Scope and Content Note

Interviews with nurses whose careers span the 1930s to the 1980s. The interviewees talk about their training for the nursing profession; changes over the years in medications used in labor; changes in patient care; the involvement of fathers; changes in the duties of the nurses; the professional relationship and conflict between nurses and doctors; typical procedures and births; negative and positive aspects of the profession; disagreements between mothers and doctors about the way childbirth was handled; and childbirth education. The interviews were conducted in 1986 by Sara Monkres (under the direction of Judy Levitt) for her University of Wisconsin-Madison School of Nursing masters thesis. Transcripts accompany all but the Mulligan and Strassburger tapes.

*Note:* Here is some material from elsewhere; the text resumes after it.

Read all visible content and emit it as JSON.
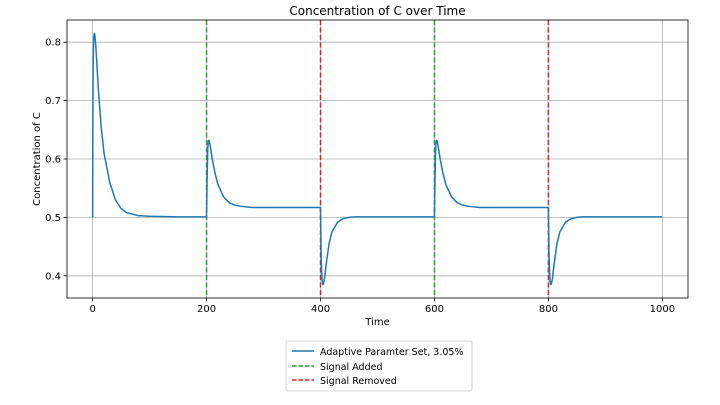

Most of the interviewees began nursing in the 1950s and talk about the changes from that time until the present. Several of the interviews have a particular focus. Inez Carter graduated from nursing school in 1943 and talks about how the war affected maternity nursing and about the post-war baby boom. Mildred Green, Otella Cook, and Erna Ziegel began their careers in the early 1930s and talk about nursing during that time. Sue Frazier discusses her career as a military nurse in the early 1960s. Mary Rogers discusses her career as a childbirth teacher in the 1950s and 1960s. Erna Ziegel talks about the changes in nursing education during her years as an obstetric nursing teacher from approximately 1940 to 1975.